After hearing of the Ypres gas attack, England’s Daily Mail called on women to gather cotton pads and send them in satchels made of muslin. Soaked in sodium hyposulphite, the pads were deemed ineffective when dry and were unable to be breathed through when wet. Black netting was added soon after in order to hold the thiosulphate-soaked pad in place over the mouth. This was the Black Veil Respirator. Soldiers wearing them in photographs appear gagged; the respirator failed. Woven fabrics proved more absorbent than the pads, and, in case of an emergency, one physiologist advised, one ought to breathe moist earth through a bottle with no ­bottom.

Even before the Black Veil was issued, work had begun on the Hypo helmet, named for the thiosulphate-soaked Viyella fabric, “the first branded fabric in the world,” soaked also in bicarbonate of soda, and, for comfort, glycerine. Picture a whoopee cushion made of wool and cotton and fitted with a rectangular plastic window, and that was pulled over the head and tucked into the collar. Carbon dioxide gathered in the hollows of the cheeks and ­under the chin.

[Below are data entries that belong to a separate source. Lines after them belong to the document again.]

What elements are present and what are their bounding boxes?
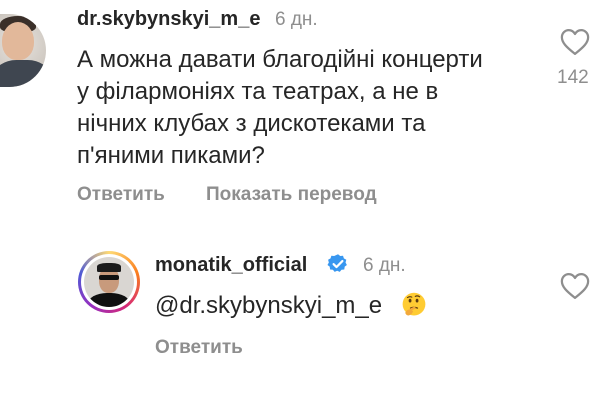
comment-timestamp: 6 дн.	[275, 9, 318, 30]
comment-text-line: у філармоніях та театрах, а не в	[77, 78, 439, 105]
show-translation-button[interactable]: Показать перевод	[206, 184, 377, 206]
comment-text-line: А можна давати благодійні концерти	[77, 46, 483, 73]
reply-button[interactable]: Ответить	[155, 337, 243, 359]
verified-badge-icon	[327, 254, 347, 272]
mention-link[interactable]: @dr.skybynskyi_m_e	[155, 292, 382, 319]
heart-outline-icon[interactable]	[560, 28, 590, 56]
comment-username[interactable]: dr.skybynskyi_m_e	[77, 8, 260, 31]
comment-text-line: нічних клубах з дискотеками та	[77, 110, 426, 137]
reply-username[interactable]: monatik_official	[155, 254, 307, 277]
avatar-body	[88, 293, 130, 307]
avatar-story-ring[interactable]	[78, 251, 140, 313]
avatar-glasses	[99, 275, 119, 280]
comment-text-line: п'яними пиками?	[77, 142, 265, 169]
reply-timestamp: 6 дн.	[363, 255, 406, 276]
comment-item: dr.skybynskyi_m_e 6 дн. А можна давати б…	[0, 0, 600, 225]
avatar-face	[2, 22, 34, 60]
avatar-shirt	[0, 60, 46, 87]
reply-button[interactable]: Ответить	[77, 184, 165, 206]
reply-text: @dr.skybynskyi_m_e	[155, 290, 382, 322]
heart-outline-icon[interactable]	[560, 272, 590, 300]
avatar[interactable]	[0, 14, 46, 87]
avatar-ring-gap	[81, 254, 137, 310]
avatar-cap	[97, 263, 121, 272]
comments-screen: dr.skybynskyi_m_e 6 дн. А можна давати б…	[0, 0, 600, 400]
thinking-face-emoji	[402, 292, 426, 316]
comment-text: А можна давати благодійні концерти у філ…	[77, 44, 483, 172]
avatar	[84, 257, 134, 307]
like-count: 142	[557, 67, 589, 88]
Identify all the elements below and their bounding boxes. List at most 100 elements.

On May 2, 1915, the night before Haber’s return to Ypres, his wife shot herself with his army pistol. Their son Hermann would commit suicide in 1946. Other relatives would die in the gas chambers, inhaling the hydrogen cyanide of Zyklon B, modeled on the insecticide Zyklon A, whose development Haber oversaw for the treatment of moths in flour mills and for the treatment of lice on soldiers. As a result of Haber’s use of nitrates for munitions, and the subsequent growth of the synthetic nitrogen fertilizer manufacturing industry, the organic carbon in soil was depleted. To restore a sense of nationalism after the war, in the spring of 1920 Haber employed chemists to extract gold from the ocean to cover his country’s debt; however, when it was found he had inadvertently introduced gold from the surrounding environment, Haber’s initial measurements of the precious metal in water were proved inaccurate. “But now the war, with its dreadful images and constant demands on all my powers, has made me calmer,” Haber wrote after his wife’s suicide.

*

To behold and not behold something suggests that what is seen is not an end but a means—as any attempt to justify an experience is just another experience.

No longer did the soldier target a body as a system of sites in which a bullet might lodge. To elim­inate the enemy, one altered what sustained him. This shift in the conceptualization of killing created a distance between cause and effect, between one’s values and actions. Thus, a soldier might not immediately or definitively witness the result of his opening the gas canisters. As a result, personal responsibility became difficult to ascertain. The implications of one’s actions could be untraceable, could go on indefinitely. In other words, it is difficult to determine where one action ended and another began.

*

The gas mask must have felt like a second face that muted the soldier’s expression, hindered his ability to stage a response to the offense and thereby  to reaffirm his sense of humanity in the presence of his company. Made to protect a soldier from external threats, the mask determined his more-immediate sphere of existence, exacerbated an already present sense of alienation, incited fear, and made him feel as though he was not capable of affecting others. “The symptomology of gas poisoning is so complex,” claimed one officer, “and at the same time so indefinite.” Speaking before a group of German officers, Haber explained how battles are won “not through the physical destruction of the enemy, but rather because of imponderables of the soul that, at the decisive moment, undermine his ability to resist and cause him to imagine defeat.” To obtain more information, to identify the particular threat, a sentry could take a fatally long time tasting a gas.

A gas cloud represents the externalization of the soldier’s senses: that is the site of hindered breathing; that is the body set apart from the self. In 1915, Haber’s chlorine cloud bleached the battlefield yellow. On patrolling no-man’s-land at Ypres that winter, one intelligence officer looked across the fields and recalled “the ploughman driving his share,” “the windmills with their swinging sails,” then added, as if in afterthought, “there is no sound as we kneel.”